Landesarbeitsgericht Niedersachsen
Urt. v. 23.10.2014, Az.: 5 Sa 423/14

Betriebsbedingte Kündigung aufgrund Interessenausgleich mit Teil-Namensliste für deutlich abgrenzbaren Arbeitsbereich

Bibliographie

Gericht
LAG Niedersachsen
Datum
23.10.2014
Aktenzeichen
5 Sa 423/14
Entscheidungsform
Urteil
Referenz
WKRS 2014, 30619
Entscheidungsname
[keine Angabe]
ECLI
ECLI:DE:LAGNI:2014:1023.5SA423.14.0A

Verfahrensgang

vorgehend
ArbG Hameln - 3 Ca 344/13 - 05.03.2014

Fundstelle

  • EzA-SD 5/2015, 4

Amtlicher Leitsatz

Eine Teil-Namensliste ist als integraler Bestandteil eines Interessenausgleiches gem. § 111 BetrVG jedenfalls dann eine ausreichende Basis für die Rechtswirkungen des § 1 Abs. 5 KSchG, wenn der durch die Namensliste erfasste Bereich so deutlich abgrenzbar von dem nicht erfassten Bereich ist, dass die Sozialauswahl nicht beeinflusst werden kann und er darüber hinaus wesentlich größer ist.

Tenor:

Auf die Berufung der Beklagten wird das Urteil des Arbeitsgerichts Hameln vom 05.03.2014 - 3 Ca 344/13 - abgeändert.

Die Klage wird abgewiesen.

Die Kosten des Rechtsstreits hat der Kläger zu tragen.

Die Revision wird zugelassen.

Tatbestand

Die Parteien streiten über die Wirksamkeit einer von der Beklagten ausgesprochenen betriebsbedingten Kündigung sowie um die Weiterbeschäftigung des Klägers.

Der am 00.00.0000 geborene Kläger ist seit dem 16.04.1994 bei der Beklagten als Arbeiter beschäftigt. Er erhält eine Vergütung nach der Entgeltgruppe E3 des auf das Arbeitsverhältnis anwendbaren Entgelttarifvertrages der Niedersächsischen Metallindustrie. Die Vergütung belief sich auf zuletzt durchschnittlich 3.208,73 € brutto monatlich.

Die Beklagte beschäftigte zum Zeitpunkt des Ausspruchs der streitgegenständlichen Kündigung an ihrem Standort in B-Stadt ca. 1060 Arbeitnehmer.

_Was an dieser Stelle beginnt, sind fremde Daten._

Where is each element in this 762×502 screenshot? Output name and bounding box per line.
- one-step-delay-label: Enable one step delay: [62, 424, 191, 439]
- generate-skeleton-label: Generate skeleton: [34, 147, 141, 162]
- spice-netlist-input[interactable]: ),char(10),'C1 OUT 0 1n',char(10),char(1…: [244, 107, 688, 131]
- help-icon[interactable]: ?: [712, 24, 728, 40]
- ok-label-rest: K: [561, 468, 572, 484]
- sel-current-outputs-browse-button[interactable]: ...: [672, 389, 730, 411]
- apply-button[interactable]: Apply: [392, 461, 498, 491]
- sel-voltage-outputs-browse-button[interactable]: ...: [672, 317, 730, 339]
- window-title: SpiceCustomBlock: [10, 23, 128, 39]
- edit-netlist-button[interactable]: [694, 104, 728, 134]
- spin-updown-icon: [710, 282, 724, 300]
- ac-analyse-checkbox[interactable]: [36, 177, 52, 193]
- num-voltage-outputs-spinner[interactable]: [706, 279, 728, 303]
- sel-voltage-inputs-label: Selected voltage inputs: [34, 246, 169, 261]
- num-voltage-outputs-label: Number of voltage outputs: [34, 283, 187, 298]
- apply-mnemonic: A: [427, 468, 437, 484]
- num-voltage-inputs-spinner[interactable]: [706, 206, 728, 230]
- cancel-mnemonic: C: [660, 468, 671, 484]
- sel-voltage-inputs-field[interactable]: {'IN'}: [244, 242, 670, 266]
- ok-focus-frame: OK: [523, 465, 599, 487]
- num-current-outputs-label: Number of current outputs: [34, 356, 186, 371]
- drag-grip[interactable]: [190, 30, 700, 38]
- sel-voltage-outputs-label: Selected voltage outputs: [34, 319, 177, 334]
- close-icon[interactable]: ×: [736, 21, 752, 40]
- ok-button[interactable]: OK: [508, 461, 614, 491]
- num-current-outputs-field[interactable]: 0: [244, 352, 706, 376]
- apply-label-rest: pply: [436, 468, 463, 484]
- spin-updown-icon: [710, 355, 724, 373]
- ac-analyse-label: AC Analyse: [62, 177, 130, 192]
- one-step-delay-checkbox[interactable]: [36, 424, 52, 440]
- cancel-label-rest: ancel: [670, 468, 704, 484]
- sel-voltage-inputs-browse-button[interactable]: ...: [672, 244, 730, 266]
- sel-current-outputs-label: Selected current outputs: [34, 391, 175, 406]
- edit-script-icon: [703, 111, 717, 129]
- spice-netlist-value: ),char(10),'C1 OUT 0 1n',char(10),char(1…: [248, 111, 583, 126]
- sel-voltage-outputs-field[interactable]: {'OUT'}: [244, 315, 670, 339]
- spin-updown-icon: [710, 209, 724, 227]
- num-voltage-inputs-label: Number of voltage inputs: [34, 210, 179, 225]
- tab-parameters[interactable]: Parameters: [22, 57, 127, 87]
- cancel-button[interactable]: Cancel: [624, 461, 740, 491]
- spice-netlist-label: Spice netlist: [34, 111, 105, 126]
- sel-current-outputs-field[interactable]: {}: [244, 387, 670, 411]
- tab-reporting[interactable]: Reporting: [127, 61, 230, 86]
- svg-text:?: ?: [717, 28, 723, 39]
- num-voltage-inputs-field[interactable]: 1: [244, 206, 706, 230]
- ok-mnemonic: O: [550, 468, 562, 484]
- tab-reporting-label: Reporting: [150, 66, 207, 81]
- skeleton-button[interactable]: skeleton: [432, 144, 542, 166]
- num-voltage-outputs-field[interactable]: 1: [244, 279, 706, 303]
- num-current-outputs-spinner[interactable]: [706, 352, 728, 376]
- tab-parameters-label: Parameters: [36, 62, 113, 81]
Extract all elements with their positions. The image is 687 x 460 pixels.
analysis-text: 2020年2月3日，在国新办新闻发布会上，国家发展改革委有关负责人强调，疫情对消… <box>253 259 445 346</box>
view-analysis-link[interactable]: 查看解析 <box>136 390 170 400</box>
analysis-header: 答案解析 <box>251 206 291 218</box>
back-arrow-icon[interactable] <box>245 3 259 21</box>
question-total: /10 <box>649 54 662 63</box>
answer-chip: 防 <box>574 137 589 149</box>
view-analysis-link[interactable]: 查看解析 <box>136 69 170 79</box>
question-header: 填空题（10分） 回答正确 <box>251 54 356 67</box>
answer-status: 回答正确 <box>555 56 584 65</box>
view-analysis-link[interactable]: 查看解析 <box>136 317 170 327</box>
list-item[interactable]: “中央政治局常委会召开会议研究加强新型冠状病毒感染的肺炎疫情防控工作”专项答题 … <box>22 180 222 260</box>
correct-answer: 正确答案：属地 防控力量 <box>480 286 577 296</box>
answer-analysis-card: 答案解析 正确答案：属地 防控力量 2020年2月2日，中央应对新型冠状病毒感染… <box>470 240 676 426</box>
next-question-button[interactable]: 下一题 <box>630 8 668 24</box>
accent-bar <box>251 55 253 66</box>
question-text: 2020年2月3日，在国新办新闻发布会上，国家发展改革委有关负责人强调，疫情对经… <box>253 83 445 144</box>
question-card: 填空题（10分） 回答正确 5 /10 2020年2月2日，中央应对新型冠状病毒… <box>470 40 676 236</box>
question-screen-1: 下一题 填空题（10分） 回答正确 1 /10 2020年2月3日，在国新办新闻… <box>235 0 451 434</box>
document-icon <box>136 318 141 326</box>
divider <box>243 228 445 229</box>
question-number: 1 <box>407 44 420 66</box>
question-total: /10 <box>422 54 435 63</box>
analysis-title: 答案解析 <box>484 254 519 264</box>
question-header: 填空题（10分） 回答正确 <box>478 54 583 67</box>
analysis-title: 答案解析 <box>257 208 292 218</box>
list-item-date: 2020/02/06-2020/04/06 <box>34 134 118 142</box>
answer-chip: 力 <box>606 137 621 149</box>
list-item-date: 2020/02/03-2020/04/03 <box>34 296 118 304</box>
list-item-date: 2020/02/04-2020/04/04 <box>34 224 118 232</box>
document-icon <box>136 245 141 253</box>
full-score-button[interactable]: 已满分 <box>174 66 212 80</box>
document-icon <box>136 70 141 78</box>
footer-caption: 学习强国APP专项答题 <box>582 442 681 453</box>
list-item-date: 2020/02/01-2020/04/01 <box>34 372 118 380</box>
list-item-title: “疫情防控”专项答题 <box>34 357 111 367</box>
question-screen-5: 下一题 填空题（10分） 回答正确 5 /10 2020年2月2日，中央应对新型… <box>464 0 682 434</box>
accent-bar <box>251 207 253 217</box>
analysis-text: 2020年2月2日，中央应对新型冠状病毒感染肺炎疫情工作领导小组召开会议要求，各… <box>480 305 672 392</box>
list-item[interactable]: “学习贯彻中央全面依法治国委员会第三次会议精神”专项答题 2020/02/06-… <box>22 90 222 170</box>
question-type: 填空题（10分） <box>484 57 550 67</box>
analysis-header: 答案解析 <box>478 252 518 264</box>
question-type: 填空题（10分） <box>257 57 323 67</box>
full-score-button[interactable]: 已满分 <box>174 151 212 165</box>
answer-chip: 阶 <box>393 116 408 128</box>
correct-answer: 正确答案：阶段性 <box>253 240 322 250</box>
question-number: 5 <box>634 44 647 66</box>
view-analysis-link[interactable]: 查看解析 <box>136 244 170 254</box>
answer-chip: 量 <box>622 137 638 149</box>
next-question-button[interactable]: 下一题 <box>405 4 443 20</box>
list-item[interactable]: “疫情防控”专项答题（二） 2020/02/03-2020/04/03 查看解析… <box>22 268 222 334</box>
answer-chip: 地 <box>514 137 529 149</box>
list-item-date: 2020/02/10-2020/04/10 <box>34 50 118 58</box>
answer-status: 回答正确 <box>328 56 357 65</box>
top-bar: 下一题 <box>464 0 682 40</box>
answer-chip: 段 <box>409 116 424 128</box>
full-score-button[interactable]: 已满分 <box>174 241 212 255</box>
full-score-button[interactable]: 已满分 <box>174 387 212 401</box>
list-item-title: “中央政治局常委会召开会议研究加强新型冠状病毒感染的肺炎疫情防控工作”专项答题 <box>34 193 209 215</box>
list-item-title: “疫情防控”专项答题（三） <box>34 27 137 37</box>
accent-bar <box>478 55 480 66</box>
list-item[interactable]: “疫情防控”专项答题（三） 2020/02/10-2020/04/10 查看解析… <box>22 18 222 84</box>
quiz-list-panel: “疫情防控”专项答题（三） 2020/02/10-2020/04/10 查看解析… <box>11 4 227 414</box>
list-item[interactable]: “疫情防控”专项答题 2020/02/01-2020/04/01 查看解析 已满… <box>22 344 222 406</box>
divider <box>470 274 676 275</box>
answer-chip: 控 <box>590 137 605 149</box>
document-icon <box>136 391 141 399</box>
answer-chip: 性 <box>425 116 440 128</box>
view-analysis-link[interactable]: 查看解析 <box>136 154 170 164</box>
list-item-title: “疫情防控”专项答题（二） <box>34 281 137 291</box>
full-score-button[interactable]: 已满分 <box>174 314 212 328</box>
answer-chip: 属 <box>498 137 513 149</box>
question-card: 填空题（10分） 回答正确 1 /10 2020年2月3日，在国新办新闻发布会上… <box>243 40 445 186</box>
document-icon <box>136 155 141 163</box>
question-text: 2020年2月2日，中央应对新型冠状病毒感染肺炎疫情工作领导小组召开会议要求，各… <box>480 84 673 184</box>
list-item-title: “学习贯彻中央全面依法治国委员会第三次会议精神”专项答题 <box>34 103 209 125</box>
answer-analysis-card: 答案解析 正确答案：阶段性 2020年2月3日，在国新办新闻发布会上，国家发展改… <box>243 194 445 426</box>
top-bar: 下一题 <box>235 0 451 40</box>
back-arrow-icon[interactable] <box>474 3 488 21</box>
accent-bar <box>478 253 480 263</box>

Sie schloss unter dem 18.07.2013 mit dem bei ihr gewählten Betriebsrat einen Interessenausgleich und als Anlage 2 zu diesem Interessenausgleich eine von den Betriebspartnern und dem Vorsitzenden der tariflichen Schlichtungsstelle unterzeichnete Namensliste. Dort ist unter der Personalnummer ... auch der Kläger aufgeführt. Die Betriebspartner (Beklagte und Betriebsrat) einigten sich in der Anlage 1 zum Interessenausgleich auf diverse Vergleichsgruppen zwecks Durchführung der sozialen Auswahl, u.a. auch auf die Vergleichsgruppe "Anlerntätigkeit". Insbesondere ist auch der Arbeitnehmer B., der zu dieser Vergleichsgruppe gehört, gekündigt worden.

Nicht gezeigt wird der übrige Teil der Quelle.